Waffenlieferungen: Keine leichte Frage
Den schmalen Grat sieht er auch bei der Frage, wie Waffenlieferungen mit dem Glauben zu begründen sind. Für ihn sei dies keine leichte Frage: „Du kommst ohne Schuld aus der Nummer nicht raus. Waffenlieferungen zur Verteidigung sind völkerrechtlich adäquat. Ich bin auch der Auffassung, dass man einen Diktator nicht mit warmen Worten erreicht.“ Das hätten wir 1945 gesehen. Ohne die totale Kapitulation Deutschlands sei ein Neuanfang kaum möglich gewesen. Er verwies auf die christliche Theologie: „Der Tyrannenmord ist ein legitimes Mittel in der christlichen Geschichte.“
Die Einstellung und Stimmung zur Bundeswehr in der Gesellschaft habe sich aus Sicht des Militärbischofs gerade in den letzten Jahren spürbar geändert. „Das fing an mit der Corona-Hilfe, als das Gesundheitssystem völlig überlastet war, ging weiter mit dem Überfall Russlands auf die Ukraine und die Hilfen der Bundeswehr bei der Überschwemmung im Ahrtal“, sagt Felmberg. Auch innerhalb der EKD habe der Umgang mit der Militärseelsorge eine andere Qualität: „Da ist ein Teil unserer Kirche, die in seelsorgerlichen Dingen die hohe Kompetenz hat, wie man mit belasteten, traumatisierten umgeht. Die Seelsorger sind Menschen, die bereit sind, auch andere dahin zu begleiten für vier fünf Monate am Stück, um bei ihnen zu sein. Da kann die Kirche auch was von lernen“, ist Bernhard Felmberg überzeugt.

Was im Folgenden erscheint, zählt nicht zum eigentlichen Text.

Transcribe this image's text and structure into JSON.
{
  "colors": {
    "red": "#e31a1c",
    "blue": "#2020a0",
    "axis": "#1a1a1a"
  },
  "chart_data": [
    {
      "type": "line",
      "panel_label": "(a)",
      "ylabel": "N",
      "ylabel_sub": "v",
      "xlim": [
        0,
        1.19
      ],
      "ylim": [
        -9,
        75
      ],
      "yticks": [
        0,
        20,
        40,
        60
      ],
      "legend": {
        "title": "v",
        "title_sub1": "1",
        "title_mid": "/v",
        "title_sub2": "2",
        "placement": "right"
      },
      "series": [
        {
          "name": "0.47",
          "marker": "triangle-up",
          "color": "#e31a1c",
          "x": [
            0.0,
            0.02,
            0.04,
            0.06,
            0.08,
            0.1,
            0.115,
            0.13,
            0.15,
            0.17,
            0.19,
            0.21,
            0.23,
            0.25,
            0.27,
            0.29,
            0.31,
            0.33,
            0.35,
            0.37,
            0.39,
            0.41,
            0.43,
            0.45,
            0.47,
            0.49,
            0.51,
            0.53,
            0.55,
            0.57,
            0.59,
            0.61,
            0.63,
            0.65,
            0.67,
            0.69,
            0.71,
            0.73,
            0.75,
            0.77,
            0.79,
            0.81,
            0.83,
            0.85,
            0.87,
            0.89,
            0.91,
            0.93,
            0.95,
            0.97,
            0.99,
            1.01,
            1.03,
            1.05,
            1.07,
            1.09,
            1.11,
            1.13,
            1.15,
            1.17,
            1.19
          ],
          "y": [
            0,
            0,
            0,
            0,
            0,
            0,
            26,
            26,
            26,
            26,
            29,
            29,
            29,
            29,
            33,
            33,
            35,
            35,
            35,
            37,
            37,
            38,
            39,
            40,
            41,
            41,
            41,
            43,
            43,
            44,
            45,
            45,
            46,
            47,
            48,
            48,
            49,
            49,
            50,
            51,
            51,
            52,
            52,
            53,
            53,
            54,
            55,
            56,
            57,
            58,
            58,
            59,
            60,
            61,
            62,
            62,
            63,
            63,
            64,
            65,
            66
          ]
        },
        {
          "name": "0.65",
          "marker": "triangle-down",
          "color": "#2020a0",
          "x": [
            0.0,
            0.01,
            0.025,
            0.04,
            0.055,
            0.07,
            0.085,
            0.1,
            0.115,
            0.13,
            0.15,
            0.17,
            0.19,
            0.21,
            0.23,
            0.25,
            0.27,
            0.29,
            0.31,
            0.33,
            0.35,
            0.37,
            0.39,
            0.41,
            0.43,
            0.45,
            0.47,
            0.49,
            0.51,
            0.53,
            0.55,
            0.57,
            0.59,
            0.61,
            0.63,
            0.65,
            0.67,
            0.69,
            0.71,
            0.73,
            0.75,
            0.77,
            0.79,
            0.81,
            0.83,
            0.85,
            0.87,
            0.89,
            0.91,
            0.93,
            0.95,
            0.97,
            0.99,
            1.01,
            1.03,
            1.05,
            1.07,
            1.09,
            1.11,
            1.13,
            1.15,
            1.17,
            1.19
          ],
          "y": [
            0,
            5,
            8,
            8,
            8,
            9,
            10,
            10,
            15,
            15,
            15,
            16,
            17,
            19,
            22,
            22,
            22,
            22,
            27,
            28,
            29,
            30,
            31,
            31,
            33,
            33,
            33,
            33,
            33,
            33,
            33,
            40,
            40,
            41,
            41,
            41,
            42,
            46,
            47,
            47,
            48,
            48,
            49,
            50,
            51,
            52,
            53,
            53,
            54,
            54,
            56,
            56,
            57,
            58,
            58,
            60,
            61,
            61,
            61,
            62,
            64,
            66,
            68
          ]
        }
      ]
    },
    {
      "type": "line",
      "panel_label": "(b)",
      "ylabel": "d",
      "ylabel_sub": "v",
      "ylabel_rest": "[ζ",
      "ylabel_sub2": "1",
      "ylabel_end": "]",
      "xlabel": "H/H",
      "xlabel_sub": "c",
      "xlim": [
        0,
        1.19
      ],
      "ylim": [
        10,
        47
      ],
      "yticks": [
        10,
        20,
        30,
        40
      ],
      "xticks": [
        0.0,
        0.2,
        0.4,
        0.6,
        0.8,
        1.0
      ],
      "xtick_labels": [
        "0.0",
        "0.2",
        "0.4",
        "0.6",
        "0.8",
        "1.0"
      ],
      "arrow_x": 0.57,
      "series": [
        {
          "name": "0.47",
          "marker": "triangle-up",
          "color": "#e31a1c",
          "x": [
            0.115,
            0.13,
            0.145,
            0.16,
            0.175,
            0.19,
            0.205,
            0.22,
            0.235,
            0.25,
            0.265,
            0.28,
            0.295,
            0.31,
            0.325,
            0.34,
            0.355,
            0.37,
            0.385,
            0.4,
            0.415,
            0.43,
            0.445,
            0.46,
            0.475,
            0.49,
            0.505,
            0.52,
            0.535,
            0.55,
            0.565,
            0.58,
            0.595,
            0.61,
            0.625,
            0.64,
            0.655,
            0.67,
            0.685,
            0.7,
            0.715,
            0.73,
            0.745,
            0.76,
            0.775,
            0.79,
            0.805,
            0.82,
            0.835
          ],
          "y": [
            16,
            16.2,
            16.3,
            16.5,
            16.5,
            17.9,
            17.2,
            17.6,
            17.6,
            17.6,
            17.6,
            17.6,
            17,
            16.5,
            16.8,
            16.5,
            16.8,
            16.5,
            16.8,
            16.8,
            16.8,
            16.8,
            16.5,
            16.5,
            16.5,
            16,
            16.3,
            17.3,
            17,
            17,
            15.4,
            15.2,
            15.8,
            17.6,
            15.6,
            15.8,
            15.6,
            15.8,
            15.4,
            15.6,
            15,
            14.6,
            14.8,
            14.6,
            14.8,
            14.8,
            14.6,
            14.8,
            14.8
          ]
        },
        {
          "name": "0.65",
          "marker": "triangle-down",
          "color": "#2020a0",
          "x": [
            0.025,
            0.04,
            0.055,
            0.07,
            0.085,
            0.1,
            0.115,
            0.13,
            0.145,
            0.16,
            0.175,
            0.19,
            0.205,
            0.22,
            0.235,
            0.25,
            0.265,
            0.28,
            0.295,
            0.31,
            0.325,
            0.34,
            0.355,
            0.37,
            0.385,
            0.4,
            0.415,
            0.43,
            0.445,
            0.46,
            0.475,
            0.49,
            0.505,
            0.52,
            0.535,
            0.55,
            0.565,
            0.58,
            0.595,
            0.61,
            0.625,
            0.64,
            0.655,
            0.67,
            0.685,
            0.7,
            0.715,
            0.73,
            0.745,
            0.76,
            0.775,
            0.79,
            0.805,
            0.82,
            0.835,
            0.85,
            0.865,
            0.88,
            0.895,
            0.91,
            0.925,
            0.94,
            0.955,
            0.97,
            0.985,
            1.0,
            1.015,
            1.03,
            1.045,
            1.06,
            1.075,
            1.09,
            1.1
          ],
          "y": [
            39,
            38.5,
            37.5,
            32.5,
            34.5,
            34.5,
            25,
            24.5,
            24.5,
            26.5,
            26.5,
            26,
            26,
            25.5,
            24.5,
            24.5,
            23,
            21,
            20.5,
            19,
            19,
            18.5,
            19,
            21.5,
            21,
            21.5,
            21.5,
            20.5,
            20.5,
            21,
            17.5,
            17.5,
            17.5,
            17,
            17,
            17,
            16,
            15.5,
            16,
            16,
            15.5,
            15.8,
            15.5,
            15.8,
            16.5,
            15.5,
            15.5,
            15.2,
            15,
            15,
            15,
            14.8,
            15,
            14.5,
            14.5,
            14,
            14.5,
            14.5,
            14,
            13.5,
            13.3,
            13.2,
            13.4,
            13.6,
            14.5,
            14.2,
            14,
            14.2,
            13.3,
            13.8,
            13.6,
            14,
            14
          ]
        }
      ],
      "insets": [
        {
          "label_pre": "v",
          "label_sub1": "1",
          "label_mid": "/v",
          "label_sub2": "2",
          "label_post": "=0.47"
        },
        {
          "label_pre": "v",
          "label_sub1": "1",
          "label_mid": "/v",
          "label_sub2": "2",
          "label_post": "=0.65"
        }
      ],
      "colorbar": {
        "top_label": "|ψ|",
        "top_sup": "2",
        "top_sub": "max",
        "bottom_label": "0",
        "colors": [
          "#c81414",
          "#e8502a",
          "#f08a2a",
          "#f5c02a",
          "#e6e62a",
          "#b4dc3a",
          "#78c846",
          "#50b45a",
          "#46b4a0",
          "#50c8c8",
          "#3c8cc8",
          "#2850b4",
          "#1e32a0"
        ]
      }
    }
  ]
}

“Die Gesellschaft muss merken, es gibt eine andere Zeit”
Dennoch sei die Bundeswehr nur ein kleiner Bereich innerhalb einer großen Gesellschaft. Das, was die Gesellschaft mitbekäme, sei derzeit „so gut wie gar nichts“. Felmberg meinte weiter: „Ich glaube, es wird einen Schritt nach Außen geben. Wo wir sagen, wir brauchen ein Gesellschaftsjahr oder ähnliches. Die Gesellschaft muss merken, es gibt eine andere Zeit.“
Die Demminer Kirchengemeinde gehört zur Nagelkreuzgemeinschaft von Coventry. Gerade das Thema Versöhnung stehe für viele Gläubige deshalb auch im Vordergrund. „Das ist absolut richtig, aber du kannst über Versöhnung erst reden, wenn diese dran ist. ‚Alles hat seine Zeit‘“, zitierte der Militärbischof Salomo. Auch dürfe bei Kriegsende der Keim des Revanchismus nicht gelegt werden. „Das, was wir jetzt in der Ukraine sehen, ist eine Folge des Zusammenbruchs der Sowjetunion. Für Putin war dies das schlimmste, was er damals in Deutschland lebend, erlebt hat“, meinte der Militärbischof.
Bernhard Felmberg ist überzeugt, dass es nicht die eine ultimative Antwort des christlichen Glaubens und auch nicht der Kirche gebe. „Sie werden sich annähern, aber den gordischen Knoten nicht durchschlagen können“, meinte er zu den Besucherinnen und Besuchern der Podiumsdiskussion in Demmin. Hierzu gehöre auch ein gesellschaftlicher Diskurs: „Wir müssen uns Meinungen in friedlicher Art und Weise wieder sagen können.“
Die evangelische Militärseelsorge hat mit “Maß des Möglichen” einen Debattenbeitrag geliefert.